(openPR) Haarausfall ist ein Problem, dass den meisten Menschen in ihrem Leben begegnet. Bei manchen tritt dieses Phänomen nur temporär auf, bei anderen chronisch. Sowohl Frauen als auch Männer plagen sich mit Haarausfall herum. Oft setzt das Dünner werden der Haare mit zunehmenden Alter ein, aber auch die jüngere Generation ist betroffen.
Aber was kannst du nun gegen deinen Haarausfall tun?
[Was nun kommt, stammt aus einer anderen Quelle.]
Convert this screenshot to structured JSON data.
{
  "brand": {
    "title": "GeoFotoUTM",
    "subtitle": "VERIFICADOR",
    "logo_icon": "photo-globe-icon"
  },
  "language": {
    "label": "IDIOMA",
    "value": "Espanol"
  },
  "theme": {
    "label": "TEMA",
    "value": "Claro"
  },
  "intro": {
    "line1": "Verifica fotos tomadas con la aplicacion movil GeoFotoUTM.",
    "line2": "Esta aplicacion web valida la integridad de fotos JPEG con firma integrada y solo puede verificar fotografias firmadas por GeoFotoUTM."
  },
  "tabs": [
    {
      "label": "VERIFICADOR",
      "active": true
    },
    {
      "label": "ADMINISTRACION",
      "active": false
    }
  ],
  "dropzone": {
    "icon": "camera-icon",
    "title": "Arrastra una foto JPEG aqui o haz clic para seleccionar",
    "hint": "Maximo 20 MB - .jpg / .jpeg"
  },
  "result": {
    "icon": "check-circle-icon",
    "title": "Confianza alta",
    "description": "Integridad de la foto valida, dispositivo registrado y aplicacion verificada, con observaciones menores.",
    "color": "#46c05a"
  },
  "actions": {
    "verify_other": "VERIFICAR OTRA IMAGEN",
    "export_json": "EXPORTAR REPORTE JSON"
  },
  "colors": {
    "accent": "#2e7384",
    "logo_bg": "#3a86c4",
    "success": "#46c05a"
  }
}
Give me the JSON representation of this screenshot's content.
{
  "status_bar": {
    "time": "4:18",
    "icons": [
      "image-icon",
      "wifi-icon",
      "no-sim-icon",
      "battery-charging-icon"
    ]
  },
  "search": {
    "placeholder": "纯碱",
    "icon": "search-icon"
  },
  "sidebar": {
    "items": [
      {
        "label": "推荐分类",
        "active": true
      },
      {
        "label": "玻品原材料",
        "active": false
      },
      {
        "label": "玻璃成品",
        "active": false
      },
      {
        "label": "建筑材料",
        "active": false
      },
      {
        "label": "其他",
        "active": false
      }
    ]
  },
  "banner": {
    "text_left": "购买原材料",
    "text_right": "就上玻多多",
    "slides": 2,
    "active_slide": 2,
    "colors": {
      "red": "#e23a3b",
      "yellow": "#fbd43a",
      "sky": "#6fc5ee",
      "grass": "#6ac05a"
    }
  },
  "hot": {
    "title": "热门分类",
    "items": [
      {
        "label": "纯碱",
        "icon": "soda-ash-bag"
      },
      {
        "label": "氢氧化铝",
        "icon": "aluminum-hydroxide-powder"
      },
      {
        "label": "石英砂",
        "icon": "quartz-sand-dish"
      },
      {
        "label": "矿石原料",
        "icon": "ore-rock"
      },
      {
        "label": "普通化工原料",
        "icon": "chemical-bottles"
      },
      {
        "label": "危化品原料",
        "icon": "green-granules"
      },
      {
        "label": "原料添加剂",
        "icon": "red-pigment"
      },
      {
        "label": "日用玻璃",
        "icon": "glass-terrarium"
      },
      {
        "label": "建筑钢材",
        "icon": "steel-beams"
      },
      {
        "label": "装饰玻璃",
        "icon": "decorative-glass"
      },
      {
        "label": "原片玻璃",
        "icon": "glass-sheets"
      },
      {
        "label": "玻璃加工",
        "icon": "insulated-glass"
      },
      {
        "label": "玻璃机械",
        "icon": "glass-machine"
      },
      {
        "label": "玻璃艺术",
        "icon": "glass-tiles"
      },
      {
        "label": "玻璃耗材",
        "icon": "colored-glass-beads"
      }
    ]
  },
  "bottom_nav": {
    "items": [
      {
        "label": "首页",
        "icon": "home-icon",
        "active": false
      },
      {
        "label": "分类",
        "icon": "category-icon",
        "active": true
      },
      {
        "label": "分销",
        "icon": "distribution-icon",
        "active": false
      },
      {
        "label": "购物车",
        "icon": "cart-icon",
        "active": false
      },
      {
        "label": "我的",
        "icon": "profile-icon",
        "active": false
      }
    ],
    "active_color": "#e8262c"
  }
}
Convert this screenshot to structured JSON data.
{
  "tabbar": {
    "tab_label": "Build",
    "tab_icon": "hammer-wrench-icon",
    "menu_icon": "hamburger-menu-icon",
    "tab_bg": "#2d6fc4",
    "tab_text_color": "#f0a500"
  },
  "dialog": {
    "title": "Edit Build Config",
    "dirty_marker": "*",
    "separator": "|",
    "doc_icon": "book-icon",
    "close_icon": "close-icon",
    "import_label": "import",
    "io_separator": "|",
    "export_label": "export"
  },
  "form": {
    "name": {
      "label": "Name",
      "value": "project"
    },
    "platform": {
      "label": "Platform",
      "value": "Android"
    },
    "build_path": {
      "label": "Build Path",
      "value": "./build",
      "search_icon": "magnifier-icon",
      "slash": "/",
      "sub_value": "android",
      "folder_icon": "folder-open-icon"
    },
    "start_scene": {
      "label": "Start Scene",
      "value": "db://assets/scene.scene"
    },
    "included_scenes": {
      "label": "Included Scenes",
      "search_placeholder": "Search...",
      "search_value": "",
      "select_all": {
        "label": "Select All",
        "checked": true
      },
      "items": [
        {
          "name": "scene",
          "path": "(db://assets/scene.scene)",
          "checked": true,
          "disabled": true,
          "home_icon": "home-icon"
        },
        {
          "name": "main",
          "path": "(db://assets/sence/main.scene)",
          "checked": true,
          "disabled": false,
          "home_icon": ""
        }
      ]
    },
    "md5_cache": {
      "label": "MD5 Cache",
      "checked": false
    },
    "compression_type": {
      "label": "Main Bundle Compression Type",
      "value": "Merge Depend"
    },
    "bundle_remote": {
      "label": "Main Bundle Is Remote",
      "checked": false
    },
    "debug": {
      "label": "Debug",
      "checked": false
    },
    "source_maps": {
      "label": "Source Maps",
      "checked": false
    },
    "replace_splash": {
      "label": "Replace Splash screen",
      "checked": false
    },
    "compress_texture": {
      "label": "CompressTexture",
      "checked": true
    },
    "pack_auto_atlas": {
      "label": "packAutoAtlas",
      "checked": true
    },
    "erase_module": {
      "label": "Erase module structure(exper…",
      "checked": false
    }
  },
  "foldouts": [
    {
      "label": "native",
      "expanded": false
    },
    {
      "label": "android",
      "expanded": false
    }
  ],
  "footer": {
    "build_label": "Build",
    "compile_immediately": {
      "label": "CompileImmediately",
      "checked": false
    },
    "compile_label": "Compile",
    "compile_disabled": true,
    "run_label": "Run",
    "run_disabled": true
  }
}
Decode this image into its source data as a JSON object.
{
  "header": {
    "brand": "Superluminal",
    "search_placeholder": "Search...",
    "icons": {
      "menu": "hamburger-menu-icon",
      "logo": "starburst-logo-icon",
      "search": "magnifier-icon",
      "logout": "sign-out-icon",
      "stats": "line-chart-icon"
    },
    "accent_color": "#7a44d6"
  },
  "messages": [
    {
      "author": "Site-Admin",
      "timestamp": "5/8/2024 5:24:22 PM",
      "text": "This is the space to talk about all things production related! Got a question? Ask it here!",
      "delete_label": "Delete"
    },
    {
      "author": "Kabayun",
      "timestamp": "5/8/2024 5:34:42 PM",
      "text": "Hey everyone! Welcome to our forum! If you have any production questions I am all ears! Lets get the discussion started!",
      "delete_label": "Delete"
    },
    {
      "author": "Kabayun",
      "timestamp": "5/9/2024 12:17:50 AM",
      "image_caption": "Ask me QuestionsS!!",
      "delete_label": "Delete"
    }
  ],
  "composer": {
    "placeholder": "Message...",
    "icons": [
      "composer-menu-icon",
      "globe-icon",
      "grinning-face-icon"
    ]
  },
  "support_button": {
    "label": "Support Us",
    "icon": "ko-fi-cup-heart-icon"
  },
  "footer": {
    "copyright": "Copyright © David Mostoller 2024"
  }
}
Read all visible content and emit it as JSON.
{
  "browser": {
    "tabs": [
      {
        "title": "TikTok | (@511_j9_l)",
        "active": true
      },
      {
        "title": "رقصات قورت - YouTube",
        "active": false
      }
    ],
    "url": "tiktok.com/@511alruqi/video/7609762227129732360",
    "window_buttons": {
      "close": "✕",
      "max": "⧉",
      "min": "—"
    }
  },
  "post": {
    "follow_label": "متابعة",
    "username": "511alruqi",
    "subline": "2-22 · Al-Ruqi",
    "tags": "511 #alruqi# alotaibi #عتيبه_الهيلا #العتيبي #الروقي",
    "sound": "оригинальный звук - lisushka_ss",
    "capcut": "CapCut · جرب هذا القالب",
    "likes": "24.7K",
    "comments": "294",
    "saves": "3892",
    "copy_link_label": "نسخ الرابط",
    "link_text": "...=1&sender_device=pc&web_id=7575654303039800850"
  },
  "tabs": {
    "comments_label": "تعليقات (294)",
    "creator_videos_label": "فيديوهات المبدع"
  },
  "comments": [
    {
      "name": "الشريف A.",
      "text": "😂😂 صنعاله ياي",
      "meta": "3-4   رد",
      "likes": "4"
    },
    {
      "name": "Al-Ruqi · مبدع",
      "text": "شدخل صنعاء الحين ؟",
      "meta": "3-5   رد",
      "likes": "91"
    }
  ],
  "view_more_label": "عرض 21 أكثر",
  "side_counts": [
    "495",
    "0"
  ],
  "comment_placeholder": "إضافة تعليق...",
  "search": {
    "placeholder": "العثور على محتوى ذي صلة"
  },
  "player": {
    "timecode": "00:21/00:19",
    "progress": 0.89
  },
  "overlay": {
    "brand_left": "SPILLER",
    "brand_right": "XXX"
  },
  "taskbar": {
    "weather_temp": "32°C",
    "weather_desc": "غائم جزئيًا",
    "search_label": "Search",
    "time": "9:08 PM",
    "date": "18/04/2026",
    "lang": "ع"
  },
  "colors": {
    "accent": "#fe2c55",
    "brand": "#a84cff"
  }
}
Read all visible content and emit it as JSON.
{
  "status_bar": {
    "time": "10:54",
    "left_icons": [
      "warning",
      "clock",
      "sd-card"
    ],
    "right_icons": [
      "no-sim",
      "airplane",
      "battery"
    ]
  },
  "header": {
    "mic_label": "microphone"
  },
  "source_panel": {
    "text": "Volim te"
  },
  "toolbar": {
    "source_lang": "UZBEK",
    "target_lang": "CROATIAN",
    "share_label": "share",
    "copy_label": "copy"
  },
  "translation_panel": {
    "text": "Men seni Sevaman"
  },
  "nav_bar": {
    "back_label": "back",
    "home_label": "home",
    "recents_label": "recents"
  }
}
Definitiv muss man sich nicht mit seinem Schicksal abgeben, es gibt mittlerweile viele neue Mittel und Wege um diesen wirksam entgegenwirken zu können, und um diesen im besten Fall sogar dauerhaft zu stoppen.
Wie viel Haarausfall ist eigentlich normal?
Haar ist nicht gleich Haar und auch beim Haarausfall gibt es einige Unterschiede. Erst einmal verlieren alle Menschen jeden Tag Haare. Es gibt dementsprechend einen ganz normalen Haarausfall.
Zwischen 70 und 100 Haare täglich landen im Durchschnitt bei jedem Menschen in Bürsten, Kämmen, Händen oder werden vom Wind davon getragen.
Entscheidend ist bei diesem normalen Haarausfall jedoch, dass die Haare ohne die Wurzel „ausfallen“. Das bedeutet, sie brechen an einer Stelle ab und wachsen im Anschluss von der Wurzel ausgehend wieder nach. Beim sichtbaren Haarausfall – auch Alopezie genannt – fallen die Haare mit der Wurzel aus. Da die Wurzeln mit ausfallen, können die Haare auch nicht mehr nachwachsen und auf diese Weise entstehen nach und nach kahle Stellen am Kopf.
Je nach Ursache für den Haarausfall kann auch die genetische Veranlagung eine Rolle spielen. Von einem wirklichen Haarausfall spricht man, wenn das Haar entweder dünner wird oder sich kleine kahle Stellen auf dem Kopf zeigen.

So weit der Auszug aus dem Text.